CARICOM 38 | Less than 15 per cent of Caribbean nationals accessing tertiary-level education
Less than 15 per cent of citizens in the Caribbean Community (CARICOM) on average access tertiary-level education, a situation regional education administrators argue should propel governments to implement needed reforms if they are serious about economic growth.
Glenroy Cumberbatch, the registrar of the Caribbean Examinations Council (CXC), made the disclosure on Wednesday at the Grenada meeting of regional leaders for their 38th heads of government conference. He was among officials who spoke at a press briefing on the CARICOM Human Resource Development 2030 Strategy.
"It's extremely low," he said of the average level of access which he said represents an increasing trend. "We're not just talking about university education. We're talking about university education plus community college education, plus polytechnic education plus sixth-form education, that, whole mesh of opportunities for people to go beyond secondary school is important to the economies."
The disclosure also means CARICOM failed to meet the 15 per cent target for 2005 that it set in 1997.
The CXC head argued that there is immediate need for traditional methods of teaching in the region to accommodate the abilities of all children. He said there has to be a greater focus on sustaining the curiosity of children, emphasising collaborative learning in addition to expanding access.
The efforts of Caribbean governments, he admitted, will be affected by funding, though he said money is not all.
"If you look at the funding that the governments of the Caribbean put towards education, it is comparable with funding for the Organisation for Economic Co-operation and Development and the industrialised countries. In a sense, it may not be the amount of money, it may be more how that money is used."
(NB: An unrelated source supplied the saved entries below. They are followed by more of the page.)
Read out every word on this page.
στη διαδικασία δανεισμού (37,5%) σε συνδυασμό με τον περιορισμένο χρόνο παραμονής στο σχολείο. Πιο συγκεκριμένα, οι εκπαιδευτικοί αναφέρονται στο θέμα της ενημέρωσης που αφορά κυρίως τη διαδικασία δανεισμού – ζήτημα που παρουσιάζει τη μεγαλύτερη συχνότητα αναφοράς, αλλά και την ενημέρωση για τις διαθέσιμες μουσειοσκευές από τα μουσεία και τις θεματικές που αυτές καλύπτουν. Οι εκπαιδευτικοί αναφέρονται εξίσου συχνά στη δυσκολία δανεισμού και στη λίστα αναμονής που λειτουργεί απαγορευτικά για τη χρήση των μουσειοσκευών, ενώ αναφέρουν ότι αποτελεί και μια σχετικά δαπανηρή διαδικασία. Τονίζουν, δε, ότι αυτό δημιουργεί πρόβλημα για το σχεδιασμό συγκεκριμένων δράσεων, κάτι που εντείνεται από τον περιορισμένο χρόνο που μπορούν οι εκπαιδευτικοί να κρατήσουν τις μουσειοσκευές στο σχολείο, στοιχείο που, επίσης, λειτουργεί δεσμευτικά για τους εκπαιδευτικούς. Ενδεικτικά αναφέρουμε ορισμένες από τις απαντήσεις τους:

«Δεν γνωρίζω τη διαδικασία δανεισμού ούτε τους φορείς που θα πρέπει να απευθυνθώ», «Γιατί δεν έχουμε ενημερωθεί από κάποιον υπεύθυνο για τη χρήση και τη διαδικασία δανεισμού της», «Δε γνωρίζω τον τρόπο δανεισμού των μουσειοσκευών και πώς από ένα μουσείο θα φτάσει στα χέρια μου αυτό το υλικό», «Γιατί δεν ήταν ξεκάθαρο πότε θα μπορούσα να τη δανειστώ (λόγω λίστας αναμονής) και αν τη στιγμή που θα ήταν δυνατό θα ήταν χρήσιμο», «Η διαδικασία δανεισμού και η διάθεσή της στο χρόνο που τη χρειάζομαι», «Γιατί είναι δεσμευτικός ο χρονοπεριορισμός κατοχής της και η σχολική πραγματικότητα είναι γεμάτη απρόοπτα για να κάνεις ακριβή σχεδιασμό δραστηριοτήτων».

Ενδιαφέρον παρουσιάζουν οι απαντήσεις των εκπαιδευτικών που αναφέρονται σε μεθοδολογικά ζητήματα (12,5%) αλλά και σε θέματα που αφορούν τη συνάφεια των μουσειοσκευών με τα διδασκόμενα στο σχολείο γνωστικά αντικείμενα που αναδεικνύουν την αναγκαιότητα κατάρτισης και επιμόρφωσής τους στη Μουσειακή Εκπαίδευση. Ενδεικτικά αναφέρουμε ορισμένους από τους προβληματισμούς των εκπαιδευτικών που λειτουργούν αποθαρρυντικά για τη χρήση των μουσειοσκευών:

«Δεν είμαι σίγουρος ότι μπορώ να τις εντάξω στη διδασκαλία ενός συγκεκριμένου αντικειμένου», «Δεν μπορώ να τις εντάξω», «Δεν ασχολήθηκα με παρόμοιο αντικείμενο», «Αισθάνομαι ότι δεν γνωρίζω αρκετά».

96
Significant wastage in education system
Didacus Jules, the director general of the Organisation of Eastern Caribbean States (OECS), backed up that argument saying "the problem is not money, the problem is a need for wholesale reform we've been speaking about". "There's significant wastage in the education system. Look at levels of dropout, the levels of repetition in schools, especially at secondary schools.
"I did some research in one particular OECS country. Over an eight-year period, the cohort of students who entered secondary school was about 6,000. By the time you get to form five (grade 11), you have a certain level of dropout from that. And of the population present in the secondary school, about nine per cent do not sit CSEC after five years."
"Of those, who sit the exam, you have further wastage, and less than half got five or more subjects, which is considered needed for decent wage employment. If you quantify that wastage, it actually comes to about ECD$41 million (J$2.2 billion) in the case of that particular country," he added, noting the spend by parents was not included.
Dr Jules, a former CXC head, said that the reforms of the education system in the region must start at the early-childhood level, which is "underserved" in the region.
The human resource strategy, which proposes several reforms aimed at equipping nationals with skills for regional economic needs, is to be approved by CARICOM heads.